Special prices are offered for some voyages. In terms of spot prices, Maersk opened the trial cabin in week 39 in advance, with a reference price of 2600/4400/4400 from Shanghai to Feili. MSC lowered its online price in late September to 2930/4890. YML lowered its offline price in late September to 2650/4650.


>>>> Peak season ahead of time

In addition, due to a general decline in east-west spot freight rates (except for the westbound transatlantic route) and sluggish demand for export cargoes on the eve of China’s Golden Week, the booking peak before factory shutdowns this year was significantly lower than in previous years. This year's peak shipping season has started early, which may lead to an early reduction in China's export cargo flow.

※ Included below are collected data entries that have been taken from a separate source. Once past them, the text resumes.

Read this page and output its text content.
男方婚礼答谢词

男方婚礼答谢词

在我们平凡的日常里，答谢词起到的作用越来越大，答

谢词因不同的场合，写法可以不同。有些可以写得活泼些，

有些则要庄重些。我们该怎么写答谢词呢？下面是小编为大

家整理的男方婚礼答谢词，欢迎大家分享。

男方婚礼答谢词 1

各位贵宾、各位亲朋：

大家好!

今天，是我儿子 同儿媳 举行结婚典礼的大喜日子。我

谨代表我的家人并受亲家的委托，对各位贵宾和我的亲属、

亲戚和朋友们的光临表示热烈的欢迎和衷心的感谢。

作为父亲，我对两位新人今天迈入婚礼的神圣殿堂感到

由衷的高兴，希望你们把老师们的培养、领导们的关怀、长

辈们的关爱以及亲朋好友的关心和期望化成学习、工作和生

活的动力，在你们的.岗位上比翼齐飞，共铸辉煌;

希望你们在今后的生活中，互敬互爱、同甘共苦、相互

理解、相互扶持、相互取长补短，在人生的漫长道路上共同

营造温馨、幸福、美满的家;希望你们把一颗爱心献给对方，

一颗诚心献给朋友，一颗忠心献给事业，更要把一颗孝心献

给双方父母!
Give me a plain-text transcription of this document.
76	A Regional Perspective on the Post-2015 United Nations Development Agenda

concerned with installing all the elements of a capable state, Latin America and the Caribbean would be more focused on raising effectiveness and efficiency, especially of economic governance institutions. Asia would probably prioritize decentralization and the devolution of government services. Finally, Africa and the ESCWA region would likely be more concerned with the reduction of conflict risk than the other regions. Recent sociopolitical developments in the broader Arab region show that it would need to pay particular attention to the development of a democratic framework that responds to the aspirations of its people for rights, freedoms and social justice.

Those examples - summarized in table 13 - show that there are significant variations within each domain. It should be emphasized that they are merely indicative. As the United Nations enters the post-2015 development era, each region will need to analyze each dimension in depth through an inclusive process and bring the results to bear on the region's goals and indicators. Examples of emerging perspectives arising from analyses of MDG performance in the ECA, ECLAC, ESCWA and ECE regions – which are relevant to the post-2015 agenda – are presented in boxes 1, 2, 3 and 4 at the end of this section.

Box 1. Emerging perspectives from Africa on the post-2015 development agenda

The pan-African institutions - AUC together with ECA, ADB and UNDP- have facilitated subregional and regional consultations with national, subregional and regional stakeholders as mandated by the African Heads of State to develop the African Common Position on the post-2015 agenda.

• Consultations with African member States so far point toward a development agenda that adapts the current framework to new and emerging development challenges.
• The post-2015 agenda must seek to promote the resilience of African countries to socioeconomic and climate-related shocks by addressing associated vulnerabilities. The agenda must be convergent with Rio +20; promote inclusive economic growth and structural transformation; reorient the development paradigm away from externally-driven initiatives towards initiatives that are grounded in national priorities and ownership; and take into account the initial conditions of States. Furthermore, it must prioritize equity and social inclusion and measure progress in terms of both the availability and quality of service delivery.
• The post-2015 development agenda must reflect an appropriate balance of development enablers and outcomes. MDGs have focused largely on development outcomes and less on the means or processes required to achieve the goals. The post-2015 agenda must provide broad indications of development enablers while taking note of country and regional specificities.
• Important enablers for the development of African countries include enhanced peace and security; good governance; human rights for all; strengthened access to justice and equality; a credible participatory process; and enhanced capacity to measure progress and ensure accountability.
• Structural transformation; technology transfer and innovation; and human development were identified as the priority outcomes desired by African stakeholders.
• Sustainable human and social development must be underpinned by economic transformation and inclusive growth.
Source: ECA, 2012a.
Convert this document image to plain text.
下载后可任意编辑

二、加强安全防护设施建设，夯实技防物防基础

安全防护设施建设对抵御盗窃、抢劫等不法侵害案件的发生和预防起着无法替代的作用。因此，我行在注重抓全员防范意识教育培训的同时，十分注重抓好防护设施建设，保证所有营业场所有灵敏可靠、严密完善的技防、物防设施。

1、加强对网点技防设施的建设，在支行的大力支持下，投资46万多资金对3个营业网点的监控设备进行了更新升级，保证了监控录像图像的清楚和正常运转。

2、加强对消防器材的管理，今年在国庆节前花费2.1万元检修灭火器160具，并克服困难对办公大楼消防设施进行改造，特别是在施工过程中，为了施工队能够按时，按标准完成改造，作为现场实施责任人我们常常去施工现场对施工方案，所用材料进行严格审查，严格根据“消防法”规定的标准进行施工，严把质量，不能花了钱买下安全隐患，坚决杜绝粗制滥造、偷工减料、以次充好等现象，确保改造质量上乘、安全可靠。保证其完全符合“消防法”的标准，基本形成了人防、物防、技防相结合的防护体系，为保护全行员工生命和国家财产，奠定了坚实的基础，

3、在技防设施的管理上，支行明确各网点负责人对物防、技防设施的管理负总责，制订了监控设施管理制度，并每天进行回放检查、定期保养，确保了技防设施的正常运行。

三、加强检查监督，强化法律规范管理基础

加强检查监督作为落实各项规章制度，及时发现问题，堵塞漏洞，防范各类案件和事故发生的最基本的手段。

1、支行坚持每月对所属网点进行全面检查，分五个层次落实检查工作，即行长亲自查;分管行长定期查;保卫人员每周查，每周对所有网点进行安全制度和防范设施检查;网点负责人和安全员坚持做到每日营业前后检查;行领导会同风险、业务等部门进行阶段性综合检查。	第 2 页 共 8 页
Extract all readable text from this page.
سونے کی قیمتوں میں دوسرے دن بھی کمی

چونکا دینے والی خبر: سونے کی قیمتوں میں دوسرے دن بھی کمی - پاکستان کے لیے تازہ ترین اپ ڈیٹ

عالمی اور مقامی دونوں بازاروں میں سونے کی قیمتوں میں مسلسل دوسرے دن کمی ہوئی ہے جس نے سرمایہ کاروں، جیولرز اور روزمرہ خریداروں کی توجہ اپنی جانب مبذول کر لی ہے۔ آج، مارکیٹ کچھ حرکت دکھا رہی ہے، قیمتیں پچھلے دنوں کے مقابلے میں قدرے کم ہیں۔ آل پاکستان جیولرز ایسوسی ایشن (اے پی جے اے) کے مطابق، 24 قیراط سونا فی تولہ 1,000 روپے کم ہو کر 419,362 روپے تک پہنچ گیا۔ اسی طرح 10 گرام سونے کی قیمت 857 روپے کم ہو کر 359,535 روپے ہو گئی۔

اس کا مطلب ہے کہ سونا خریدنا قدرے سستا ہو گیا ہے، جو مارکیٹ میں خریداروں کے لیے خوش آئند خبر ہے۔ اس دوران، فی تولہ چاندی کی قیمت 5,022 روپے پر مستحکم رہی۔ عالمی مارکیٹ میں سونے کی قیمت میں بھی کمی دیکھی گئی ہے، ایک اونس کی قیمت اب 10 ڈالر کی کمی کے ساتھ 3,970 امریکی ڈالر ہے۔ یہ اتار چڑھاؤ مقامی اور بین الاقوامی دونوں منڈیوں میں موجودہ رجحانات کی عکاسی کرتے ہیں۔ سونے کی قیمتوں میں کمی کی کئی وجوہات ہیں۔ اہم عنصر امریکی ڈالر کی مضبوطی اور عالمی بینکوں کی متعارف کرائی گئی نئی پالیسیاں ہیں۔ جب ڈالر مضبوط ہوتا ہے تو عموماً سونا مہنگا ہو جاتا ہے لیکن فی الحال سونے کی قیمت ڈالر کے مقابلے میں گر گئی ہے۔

In order to cope with the impact of the holidays on demand and labor supply, shipping companies are taking blank sailing measures to appropriately adjust capacity. In order to cope with this situation, it is expected that in the next five weeks from September 9 to October 13, 2024, the OCEAN Alliance, THE Alliance and 2M Alliance will cancel 20, 24 and 14 events respectively, and 31 events will be canceled outside the alliance.

It is foreseeable that in the coming period, although the container shipping market will face challenges, changes in market supply and demand, geopolitics, shipping company policies, etc. will still affect the trend of freight rates.